Richard Tinega Sibota v Republic [2019] KEHC 5321 (KLR)
Full Case Text
REPUBLIC OF KENYA
IN THE HIGH COURT OF KENYA AT NYAMIRA
CRIMINAL APPEAL NO. 7 OF 2019
RICHARD TINEGA SIBOTA..........................APPELLANT
VERSUS
THE REPUBLIC......................................................ACCUSED
{Being an appeal against the Conviction and Sentence of Hon. B. M. Kimtai – SRM Keroka in the original Keroka Principal Magistrate’s Court Criminal Case No. 58 of 2019}
JUDGEMENT
The appellant was convicted on two counts of stock theft contrary to Section 278 of the Penal Code on his plea of guilty. He was sentenced to serve five (5) years imprisonment on each count and the sentences were ordered to run consecutively.
Being aggrieved he preferred this appeal. However, at the hearing of the appeal he intimated that he was not challenging the conviction but was only urging this court to reduce the sentence. His submission was that this court should pardon him and set him free as he is a widower and the sole breadwinner of his family.
Mr. Jami Principal Prosecution Counsel conceded the appeal on sentence and submitted that the maximum sentence provided by the law for these offences is fourteen years imprisonment and that the trial court should have taken into account the fact that the stolen animals were found and returned to the complainant and that the appellant had saved the court’s time by admitting the offence. Counsel also submitted that the sentences should have been ordered to run concurrently as the offences were committed in the course of the same transaction and on the same date.
It is trite law that the appellate court will not interfere with the discretion of a trial judge in the matter of sentence unless the trial court acted on some wrong principle or the sentence is manifestly excessive – See Muoki Vs. Republic [1985] KLR 323. In this case the appellant pleaded guilty to both charges on his first appearance. He therefore saved the trial court the time it would have expended had the charges gone for full trial. The court was also informed that he was a first offender and that the animals the subject of both counts had been found and returned to the owner. It is my finding that had the trial magistrate considered those circumstances he would have imposed a more lenient sentence even taking into account the prevalence of the offence. In Omuse Vs. Republic [2009] KLR 214 it was held: -
“2. The sentence imposed on an accused person must be commensurate to the moral blameworthiness of the offender and it was thus not proper exercise of discretion in sentencing for the Court to have failed to look at the facts and circumstances of the case in their entirety before settling for any given sentence.”
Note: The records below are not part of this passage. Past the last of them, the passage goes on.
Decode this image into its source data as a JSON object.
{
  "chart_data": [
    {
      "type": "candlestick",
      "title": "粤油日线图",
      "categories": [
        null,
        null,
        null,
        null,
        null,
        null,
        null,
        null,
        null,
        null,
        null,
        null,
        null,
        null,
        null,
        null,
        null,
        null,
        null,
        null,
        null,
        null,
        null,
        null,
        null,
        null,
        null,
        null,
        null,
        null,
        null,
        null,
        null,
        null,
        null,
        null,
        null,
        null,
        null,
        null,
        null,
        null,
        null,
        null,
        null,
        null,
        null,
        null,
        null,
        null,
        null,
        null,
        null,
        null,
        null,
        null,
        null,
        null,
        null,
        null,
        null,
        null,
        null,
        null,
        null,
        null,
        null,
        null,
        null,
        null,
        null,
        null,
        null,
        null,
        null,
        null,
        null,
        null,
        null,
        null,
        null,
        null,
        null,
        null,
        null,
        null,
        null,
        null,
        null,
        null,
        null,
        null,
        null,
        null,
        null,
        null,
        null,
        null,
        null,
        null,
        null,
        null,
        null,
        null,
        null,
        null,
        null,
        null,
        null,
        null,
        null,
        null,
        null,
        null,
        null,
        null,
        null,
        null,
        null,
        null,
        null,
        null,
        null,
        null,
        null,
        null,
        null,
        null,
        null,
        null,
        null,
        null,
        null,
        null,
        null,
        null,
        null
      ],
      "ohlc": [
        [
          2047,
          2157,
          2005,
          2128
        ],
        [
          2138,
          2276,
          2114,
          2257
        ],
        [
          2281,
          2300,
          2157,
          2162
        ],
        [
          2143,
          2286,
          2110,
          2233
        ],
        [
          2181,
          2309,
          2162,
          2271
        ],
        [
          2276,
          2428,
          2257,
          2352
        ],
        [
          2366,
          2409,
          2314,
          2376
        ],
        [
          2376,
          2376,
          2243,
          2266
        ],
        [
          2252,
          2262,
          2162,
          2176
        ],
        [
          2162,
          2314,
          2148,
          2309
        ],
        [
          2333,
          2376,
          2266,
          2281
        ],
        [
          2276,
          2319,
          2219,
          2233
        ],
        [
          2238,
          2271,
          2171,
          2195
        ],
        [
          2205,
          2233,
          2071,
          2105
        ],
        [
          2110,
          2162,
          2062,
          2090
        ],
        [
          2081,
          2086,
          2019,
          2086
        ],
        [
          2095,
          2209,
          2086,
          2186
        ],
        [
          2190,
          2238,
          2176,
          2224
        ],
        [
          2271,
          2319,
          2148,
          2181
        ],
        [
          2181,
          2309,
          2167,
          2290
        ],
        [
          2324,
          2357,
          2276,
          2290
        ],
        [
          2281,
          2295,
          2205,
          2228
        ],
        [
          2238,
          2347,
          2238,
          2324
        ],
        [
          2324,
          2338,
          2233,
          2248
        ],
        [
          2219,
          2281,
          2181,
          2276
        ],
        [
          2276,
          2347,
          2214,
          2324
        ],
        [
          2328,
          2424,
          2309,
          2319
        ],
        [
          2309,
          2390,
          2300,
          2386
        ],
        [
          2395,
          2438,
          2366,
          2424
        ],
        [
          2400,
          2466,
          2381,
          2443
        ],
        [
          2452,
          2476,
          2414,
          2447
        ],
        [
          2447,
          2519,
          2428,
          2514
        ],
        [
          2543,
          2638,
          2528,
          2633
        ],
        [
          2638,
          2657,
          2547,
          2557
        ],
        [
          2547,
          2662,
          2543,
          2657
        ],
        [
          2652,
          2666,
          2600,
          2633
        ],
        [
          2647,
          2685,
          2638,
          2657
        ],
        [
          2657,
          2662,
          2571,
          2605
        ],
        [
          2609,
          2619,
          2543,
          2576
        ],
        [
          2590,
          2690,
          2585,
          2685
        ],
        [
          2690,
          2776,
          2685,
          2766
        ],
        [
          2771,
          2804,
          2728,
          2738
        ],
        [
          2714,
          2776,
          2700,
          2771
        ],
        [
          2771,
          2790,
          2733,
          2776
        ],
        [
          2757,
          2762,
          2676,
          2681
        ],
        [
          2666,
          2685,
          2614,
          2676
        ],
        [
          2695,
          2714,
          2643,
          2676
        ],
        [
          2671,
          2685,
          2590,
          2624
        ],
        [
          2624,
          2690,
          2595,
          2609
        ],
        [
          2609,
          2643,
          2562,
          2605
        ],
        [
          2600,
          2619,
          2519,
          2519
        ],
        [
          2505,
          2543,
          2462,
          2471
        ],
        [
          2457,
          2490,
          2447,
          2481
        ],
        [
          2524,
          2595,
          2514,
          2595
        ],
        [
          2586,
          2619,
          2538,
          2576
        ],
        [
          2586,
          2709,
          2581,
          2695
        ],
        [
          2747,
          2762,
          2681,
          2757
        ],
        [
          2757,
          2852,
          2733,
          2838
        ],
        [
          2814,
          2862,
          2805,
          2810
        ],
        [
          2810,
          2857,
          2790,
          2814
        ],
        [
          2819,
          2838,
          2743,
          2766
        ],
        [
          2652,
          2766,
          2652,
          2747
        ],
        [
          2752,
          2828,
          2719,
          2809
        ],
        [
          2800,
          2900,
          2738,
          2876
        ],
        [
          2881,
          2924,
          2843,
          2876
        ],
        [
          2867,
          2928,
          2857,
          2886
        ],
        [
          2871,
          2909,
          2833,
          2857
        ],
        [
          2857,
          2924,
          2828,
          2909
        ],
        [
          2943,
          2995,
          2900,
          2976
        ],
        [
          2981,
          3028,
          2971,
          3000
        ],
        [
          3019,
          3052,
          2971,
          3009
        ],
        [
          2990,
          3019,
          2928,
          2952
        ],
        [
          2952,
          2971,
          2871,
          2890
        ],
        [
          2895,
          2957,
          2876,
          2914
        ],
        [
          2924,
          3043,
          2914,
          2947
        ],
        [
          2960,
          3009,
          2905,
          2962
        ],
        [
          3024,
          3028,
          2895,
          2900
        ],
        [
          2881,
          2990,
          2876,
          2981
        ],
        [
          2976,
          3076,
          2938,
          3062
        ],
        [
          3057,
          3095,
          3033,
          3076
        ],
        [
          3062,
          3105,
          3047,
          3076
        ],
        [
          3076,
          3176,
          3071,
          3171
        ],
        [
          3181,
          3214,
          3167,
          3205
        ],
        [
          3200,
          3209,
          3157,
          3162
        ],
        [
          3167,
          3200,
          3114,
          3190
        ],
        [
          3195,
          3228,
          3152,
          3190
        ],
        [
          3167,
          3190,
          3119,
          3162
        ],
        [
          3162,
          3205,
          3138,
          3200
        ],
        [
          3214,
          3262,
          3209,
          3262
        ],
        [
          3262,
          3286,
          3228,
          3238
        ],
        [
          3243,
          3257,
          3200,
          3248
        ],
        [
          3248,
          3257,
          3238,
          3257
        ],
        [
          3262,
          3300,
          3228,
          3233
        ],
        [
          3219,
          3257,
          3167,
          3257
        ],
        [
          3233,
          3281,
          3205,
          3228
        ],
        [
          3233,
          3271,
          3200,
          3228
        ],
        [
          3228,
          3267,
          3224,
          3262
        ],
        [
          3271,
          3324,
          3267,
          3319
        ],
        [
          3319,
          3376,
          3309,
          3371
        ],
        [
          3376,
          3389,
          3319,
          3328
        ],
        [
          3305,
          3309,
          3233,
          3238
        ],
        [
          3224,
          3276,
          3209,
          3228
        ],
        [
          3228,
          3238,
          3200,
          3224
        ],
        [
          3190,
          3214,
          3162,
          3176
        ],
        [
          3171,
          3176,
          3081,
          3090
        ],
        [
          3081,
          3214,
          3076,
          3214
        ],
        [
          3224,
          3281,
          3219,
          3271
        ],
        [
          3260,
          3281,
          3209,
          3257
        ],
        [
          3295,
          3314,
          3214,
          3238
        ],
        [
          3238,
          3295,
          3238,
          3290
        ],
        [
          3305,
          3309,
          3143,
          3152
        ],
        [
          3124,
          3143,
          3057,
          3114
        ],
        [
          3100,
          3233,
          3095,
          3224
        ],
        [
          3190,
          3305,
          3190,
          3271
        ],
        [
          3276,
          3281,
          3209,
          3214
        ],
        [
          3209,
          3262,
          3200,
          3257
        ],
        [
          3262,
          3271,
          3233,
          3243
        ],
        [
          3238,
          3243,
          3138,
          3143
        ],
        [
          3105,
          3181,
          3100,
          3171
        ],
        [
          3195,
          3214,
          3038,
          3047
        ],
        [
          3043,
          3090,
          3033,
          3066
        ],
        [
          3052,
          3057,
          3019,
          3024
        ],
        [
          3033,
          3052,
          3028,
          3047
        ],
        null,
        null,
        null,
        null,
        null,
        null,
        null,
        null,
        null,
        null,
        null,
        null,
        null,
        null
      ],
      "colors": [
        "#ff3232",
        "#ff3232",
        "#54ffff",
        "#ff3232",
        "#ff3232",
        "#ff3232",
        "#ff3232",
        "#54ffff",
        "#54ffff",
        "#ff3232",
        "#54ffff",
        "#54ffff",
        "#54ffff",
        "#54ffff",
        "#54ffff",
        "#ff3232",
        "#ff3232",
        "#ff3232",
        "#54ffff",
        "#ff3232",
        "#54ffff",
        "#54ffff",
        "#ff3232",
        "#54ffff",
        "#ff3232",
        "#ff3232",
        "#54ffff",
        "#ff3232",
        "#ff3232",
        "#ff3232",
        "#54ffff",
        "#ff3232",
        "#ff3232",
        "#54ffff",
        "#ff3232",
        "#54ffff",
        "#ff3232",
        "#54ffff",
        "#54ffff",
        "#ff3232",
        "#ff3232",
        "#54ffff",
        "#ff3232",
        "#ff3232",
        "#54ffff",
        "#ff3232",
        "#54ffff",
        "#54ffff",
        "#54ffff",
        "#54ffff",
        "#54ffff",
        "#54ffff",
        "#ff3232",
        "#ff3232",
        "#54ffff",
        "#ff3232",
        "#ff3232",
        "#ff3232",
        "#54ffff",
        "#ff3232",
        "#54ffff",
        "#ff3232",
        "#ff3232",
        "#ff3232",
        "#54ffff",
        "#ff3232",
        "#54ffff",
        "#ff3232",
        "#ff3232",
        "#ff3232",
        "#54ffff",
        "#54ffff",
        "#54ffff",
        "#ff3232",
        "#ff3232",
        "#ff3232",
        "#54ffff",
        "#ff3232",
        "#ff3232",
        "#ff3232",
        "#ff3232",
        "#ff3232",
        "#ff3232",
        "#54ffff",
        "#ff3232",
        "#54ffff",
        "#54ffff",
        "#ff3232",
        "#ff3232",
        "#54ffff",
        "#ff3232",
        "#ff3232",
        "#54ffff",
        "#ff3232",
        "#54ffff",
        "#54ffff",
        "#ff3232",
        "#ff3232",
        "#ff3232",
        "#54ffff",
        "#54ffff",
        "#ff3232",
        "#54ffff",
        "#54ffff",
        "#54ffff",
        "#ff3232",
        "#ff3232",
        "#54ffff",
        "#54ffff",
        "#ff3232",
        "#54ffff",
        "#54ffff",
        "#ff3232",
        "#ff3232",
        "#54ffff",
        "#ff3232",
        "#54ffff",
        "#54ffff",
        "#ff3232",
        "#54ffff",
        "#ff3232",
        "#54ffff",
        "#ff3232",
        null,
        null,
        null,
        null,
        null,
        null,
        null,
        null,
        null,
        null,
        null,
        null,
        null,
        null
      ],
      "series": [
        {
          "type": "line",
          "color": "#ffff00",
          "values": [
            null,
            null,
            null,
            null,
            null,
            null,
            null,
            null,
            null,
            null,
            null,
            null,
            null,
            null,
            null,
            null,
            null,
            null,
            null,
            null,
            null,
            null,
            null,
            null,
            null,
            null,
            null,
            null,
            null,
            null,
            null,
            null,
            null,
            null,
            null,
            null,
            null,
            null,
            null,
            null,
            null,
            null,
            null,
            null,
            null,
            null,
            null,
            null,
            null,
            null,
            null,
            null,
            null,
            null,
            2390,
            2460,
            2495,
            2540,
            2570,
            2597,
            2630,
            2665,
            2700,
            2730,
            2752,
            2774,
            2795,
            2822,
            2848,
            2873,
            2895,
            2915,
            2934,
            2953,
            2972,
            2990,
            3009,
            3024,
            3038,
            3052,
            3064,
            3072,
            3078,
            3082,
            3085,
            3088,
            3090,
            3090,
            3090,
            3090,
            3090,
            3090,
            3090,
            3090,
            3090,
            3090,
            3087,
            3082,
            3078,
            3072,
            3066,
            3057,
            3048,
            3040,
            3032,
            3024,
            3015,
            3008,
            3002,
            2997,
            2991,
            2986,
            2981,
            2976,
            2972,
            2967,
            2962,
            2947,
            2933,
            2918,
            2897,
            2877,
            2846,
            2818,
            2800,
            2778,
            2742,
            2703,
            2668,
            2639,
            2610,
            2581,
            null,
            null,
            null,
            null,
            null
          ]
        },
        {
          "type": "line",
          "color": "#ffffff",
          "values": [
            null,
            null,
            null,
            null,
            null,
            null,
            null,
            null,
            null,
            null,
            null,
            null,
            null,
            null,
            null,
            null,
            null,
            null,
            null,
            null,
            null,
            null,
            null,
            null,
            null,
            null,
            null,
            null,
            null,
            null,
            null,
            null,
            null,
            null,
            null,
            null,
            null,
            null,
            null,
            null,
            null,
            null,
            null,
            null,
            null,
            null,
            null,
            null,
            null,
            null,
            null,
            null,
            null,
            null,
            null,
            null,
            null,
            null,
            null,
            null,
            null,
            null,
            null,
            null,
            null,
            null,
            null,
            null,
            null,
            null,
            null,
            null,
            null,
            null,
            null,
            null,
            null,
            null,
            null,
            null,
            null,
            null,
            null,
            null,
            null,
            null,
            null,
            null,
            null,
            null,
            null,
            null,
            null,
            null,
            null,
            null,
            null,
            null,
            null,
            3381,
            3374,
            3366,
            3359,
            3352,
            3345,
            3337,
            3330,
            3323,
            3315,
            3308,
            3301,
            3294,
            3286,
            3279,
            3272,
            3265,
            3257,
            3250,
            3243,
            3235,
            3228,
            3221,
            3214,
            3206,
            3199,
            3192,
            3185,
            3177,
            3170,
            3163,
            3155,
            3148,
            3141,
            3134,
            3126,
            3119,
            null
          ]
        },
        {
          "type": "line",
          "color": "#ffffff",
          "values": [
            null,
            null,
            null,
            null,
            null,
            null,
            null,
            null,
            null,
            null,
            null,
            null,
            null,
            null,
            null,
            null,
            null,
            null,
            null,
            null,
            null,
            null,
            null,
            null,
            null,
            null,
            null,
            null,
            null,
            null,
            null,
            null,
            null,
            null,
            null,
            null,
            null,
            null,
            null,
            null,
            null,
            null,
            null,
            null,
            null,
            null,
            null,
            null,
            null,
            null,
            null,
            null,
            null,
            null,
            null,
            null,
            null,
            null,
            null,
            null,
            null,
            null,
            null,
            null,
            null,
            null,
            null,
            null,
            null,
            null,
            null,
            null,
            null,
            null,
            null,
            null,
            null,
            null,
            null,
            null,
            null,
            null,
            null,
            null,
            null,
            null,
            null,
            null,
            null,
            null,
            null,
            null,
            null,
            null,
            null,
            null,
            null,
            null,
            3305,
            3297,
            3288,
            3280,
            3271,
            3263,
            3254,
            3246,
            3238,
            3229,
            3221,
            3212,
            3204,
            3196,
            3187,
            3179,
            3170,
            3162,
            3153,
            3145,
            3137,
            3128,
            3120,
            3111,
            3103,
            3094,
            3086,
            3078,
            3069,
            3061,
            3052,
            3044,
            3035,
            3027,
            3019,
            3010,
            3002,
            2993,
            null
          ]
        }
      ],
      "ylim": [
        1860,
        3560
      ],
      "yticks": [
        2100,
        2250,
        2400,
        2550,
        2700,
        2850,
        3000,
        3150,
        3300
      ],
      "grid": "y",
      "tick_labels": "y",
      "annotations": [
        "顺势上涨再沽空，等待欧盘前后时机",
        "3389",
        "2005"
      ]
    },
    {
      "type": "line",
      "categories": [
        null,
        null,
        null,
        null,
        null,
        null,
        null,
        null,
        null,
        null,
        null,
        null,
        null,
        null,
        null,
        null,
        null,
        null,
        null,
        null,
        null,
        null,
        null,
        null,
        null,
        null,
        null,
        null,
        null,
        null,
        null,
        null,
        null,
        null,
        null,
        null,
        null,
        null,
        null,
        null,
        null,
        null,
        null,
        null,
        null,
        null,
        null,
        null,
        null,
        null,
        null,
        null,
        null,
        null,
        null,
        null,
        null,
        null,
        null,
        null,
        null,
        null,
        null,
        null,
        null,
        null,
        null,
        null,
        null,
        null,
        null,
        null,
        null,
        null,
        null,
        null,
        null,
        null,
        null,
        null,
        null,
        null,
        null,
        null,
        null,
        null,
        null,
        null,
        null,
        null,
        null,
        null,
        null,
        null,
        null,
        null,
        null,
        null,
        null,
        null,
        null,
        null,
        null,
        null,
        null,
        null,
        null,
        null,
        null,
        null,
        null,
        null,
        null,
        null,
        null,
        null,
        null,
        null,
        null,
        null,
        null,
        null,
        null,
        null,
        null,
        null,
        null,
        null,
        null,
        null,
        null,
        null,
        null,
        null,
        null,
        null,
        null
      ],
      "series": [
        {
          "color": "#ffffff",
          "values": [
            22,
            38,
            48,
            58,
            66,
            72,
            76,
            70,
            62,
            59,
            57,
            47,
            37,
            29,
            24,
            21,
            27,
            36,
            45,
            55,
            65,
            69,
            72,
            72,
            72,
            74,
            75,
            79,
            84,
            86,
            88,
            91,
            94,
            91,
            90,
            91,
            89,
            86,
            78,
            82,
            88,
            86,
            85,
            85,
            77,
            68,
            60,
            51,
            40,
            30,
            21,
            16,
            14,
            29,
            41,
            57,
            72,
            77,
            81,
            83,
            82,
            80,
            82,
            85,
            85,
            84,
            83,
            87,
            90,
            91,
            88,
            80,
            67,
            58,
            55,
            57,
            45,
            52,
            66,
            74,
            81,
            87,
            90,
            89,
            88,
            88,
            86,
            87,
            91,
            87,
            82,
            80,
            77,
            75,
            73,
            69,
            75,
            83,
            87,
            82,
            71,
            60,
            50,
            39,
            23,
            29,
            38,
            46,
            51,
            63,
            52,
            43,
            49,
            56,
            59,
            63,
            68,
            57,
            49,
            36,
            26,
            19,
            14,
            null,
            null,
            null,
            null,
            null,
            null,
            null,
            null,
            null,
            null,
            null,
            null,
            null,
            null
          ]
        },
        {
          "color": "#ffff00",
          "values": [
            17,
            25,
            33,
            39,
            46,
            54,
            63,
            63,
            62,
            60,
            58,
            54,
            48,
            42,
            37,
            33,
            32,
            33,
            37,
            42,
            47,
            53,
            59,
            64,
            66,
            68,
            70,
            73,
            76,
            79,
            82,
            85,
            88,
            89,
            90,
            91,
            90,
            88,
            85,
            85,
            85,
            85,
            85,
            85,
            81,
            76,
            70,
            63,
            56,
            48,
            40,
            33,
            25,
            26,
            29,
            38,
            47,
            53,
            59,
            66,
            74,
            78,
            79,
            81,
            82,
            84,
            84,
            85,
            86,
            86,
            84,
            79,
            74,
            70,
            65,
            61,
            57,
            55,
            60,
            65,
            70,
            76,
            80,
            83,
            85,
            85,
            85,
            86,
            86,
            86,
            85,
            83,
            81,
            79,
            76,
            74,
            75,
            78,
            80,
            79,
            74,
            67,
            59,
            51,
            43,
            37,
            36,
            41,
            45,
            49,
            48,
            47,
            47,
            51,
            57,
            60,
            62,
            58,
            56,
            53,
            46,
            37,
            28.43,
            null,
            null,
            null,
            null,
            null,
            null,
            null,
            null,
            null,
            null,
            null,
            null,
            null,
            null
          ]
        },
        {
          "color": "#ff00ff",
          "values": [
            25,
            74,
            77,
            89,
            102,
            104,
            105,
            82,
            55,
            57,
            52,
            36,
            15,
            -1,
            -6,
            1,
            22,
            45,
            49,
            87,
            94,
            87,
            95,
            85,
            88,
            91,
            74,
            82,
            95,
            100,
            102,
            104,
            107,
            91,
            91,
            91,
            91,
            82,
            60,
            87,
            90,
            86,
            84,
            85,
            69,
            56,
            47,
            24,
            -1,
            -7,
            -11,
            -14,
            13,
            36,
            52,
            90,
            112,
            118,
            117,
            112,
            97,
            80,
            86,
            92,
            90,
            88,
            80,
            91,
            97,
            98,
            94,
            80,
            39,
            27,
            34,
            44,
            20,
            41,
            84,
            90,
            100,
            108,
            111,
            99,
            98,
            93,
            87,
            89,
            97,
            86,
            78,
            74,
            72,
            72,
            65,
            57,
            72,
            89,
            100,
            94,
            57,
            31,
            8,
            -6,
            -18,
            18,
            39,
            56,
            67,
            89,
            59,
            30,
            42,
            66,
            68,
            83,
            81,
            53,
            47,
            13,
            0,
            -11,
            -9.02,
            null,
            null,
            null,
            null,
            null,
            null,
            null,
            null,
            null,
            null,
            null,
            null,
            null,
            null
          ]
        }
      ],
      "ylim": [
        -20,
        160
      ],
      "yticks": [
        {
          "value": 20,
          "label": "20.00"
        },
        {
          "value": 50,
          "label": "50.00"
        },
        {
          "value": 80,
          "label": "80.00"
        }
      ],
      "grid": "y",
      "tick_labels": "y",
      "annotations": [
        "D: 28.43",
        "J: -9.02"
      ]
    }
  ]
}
The trial magistrate did not take so much into consideration when sentencing the appellant to ten (10) years imprisonment.
Moreover, the sentences should have been ordered to run concurrently not consecutively as this is the practice where the offences were committed in the same transaction as in this case. In the case of Njoka Vs. Republic [2001] 1 KLR 176 the Court of Appeal held: -
“7. It lies in the discretion of the court to order whether sentences should run concurrently and consecutively. Nevertheless, where offences are committed in one transaction, as it was in this case, the sentences ought to run concurrently even when laid in separate counts.”
This court is therefore justified in interfering with this sentence and taking into account all the circumstances of this case I shall reduce the sentence on each count to three (3) years imprisonment from the date of conviction and order that the sentences shall run concurrently. It is so ordered.
Signed, dated and delivered at Nyamira this 25th day of July 2019.